Das Restaurant „Le Gourmet“ war über Jahre hinweg die erste Adresse und das Traditionshaus in Eupen schlechthin. Besondere Anlässe feierte man im Ambassador Hotel Bosten. In den letzten Jahren waren die Küchenleistungen aber arg schwankend und galt das kulinarische Angebot nicht gerade als innovativ. Die Folge war ein rückläufiger Zuspruch.

Seit der Übernahme durch die  Gesellschaft Hua Mei Anfang 2016 weht ein frischer Wind durch das imposante Gebäude am Zusammenfluss von Weser und Hill in der Eupener Unterstadt. Zunächst verpassten die Eigentümer den Zimmern einen neuen Anstrich und seitdem Alexander Braun Ende 2016 die Verantwortung für „Food & Beverage“ übernommen hat, ist auch die Küche zukunftsorientiert ausgerichtet worden. Der Speisesaal ist in der früheren Brasserie angesiedelt. Diese erreicht der Gast über einen völlig neu gestalteten Eingangsbereich. Vier Vorspeisen und vier Hauptgänge befinden sich auf der Karte, doch seit einigen Wochen bietet das Haus ausschließlich Menüs an, die wie folgt gestaffelt sind: drei Gänge 37 Euro, vier Gänge (45 Euro),  fünf Gänge (55 Euro) und sechs Gänge (65 Euro).

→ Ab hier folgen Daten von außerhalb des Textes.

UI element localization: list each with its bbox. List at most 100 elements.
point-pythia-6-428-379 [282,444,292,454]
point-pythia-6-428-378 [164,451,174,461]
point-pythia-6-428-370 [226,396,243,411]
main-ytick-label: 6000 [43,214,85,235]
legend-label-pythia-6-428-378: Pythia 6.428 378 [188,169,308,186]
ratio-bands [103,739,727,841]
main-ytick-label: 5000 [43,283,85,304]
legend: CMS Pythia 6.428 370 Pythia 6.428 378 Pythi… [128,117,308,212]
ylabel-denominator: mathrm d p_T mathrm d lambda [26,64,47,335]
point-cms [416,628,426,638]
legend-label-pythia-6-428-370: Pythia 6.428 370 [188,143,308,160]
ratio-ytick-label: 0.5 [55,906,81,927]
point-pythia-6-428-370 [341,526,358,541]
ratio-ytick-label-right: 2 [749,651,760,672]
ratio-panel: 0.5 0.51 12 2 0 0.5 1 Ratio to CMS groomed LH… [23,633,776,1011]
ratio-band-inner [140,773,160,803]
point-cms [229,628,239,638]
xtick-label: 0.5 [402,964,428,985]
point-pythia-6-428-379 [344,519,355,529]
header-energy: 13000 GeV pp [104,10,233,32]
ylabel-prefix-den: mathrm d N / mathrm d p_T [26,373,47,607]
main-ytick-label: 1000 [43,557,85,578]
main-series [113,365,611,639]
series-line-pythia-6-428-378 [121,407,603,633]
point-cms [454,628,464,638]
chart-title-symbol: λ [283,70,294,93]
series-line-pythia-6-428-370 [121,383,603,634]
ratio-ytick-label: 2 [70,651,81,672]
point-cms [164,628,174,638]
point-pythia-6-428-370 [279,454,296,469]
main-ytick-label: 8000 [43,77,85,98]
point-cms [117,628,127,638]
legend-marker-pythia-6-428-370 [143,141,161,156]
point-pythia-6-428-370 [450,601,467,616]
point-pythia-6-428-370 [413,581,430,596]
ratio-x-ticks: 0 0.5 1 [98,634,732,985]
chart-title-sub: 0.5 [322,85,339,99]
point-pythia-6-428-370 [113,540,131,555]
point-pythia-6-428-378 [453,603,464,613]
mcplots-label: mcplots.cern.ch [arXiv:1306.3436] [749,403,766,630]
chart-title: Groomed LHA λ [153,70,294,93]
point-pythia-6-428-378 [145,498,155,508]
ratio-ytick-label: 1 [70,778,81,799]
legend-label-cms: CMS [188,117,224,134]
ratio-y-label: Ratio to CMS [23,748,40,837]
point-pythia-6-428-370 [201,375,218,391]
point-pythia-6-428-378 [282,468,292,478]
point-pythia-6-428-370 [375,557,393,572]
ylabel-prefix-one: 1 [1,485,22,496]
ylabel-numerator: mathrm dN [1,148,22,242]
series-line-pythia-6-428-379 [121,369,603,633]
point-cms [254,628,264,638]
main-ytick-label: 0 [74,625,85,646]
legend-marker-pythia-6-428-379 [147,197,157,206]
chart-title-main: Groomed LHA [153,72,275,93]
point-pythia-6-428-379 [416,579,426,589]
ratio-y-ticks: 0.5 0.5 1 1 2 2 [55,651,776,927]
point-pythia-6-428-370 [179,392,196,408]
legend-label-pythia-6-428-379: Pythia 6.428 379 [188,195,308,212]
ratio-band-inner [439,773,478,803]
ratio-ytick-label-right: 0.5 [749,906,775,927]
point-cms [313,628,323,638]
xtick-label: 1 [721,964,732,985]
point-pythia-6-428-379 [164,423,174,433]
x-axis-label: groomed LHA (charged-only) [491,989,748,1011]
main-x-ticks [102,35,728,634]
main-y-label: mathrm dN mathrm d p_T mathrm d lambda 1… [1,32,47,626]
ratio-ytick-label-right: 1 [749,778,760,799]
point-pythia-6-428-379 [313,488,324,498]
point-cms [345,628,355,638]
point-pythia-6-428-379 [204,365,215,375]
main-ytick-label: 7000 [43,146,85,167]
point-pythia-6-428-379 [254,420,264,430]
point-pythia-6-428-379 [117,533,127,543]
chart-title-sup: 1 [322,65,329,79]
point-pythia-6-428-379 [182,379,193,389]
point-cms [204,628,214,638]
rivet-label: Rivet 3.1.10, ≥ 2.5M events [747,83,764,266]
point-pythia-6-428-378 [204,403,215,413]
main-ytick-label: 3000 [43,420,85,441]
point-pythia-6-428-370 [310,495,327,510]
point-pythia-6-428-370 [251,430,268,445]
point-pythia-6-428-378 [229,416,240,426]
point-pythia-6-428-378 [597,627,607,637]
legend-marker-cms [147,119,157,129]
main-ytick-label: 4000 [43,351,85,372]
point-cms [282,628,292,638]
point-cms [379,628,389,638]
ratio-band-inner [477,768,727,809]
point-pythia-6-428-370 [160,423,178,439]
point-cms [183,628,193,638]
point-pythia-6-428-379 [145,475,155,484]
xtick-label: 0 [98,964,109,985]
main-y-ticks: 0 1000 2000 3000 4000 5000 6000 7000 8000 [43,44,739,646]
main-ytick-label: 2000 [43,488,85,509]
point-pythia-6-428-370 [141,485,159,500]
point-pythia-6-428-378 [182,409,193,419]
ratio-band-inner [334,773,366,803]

Einer von insgesamt vier "Grüßen aus der Küche".

Einer von insgesamt vier „Grüßen aus der Küche“.

Alexander Braun hatte einst seine Lehre im Ambassador Hotel Bosten gemacht und anschließend in verschiedenen Sternehäusern gearbeitetet, eher er dann das Lokal „Duo im Rotterwäldchen“ eröffnete. 2013 war dieses von den Kritikern des Gault&Millau nach nur zwei Jahren Selbstständigkeit mit 15 von 20 möglichen Punkten gewürdigt worden. Der 34-Jährige übernahm dann das Restaurant „Delcoeur“ und erlebte nach knapp zwei Jahren am neuen Standort in der Eupener Innenstadt Schiffbruch.

Nach einer Auszeit in der Gastronomie witterte er eine neue Bewährungschance, kehrte wieder auf die Bühne zurück und nach noch nicht mal einem Jahr darf man ihm attestieren, dass er den schlafenden Riesen wieder zu Leben erweckt hat. Die Küche trägt inzwischen deutlich seine Handschrift: moderne Garmethoden, perfekt angerichtete Teller und ein Koch, der seine Kreativität mit besten Produkten – bevorzugt aus der Region – auslebt.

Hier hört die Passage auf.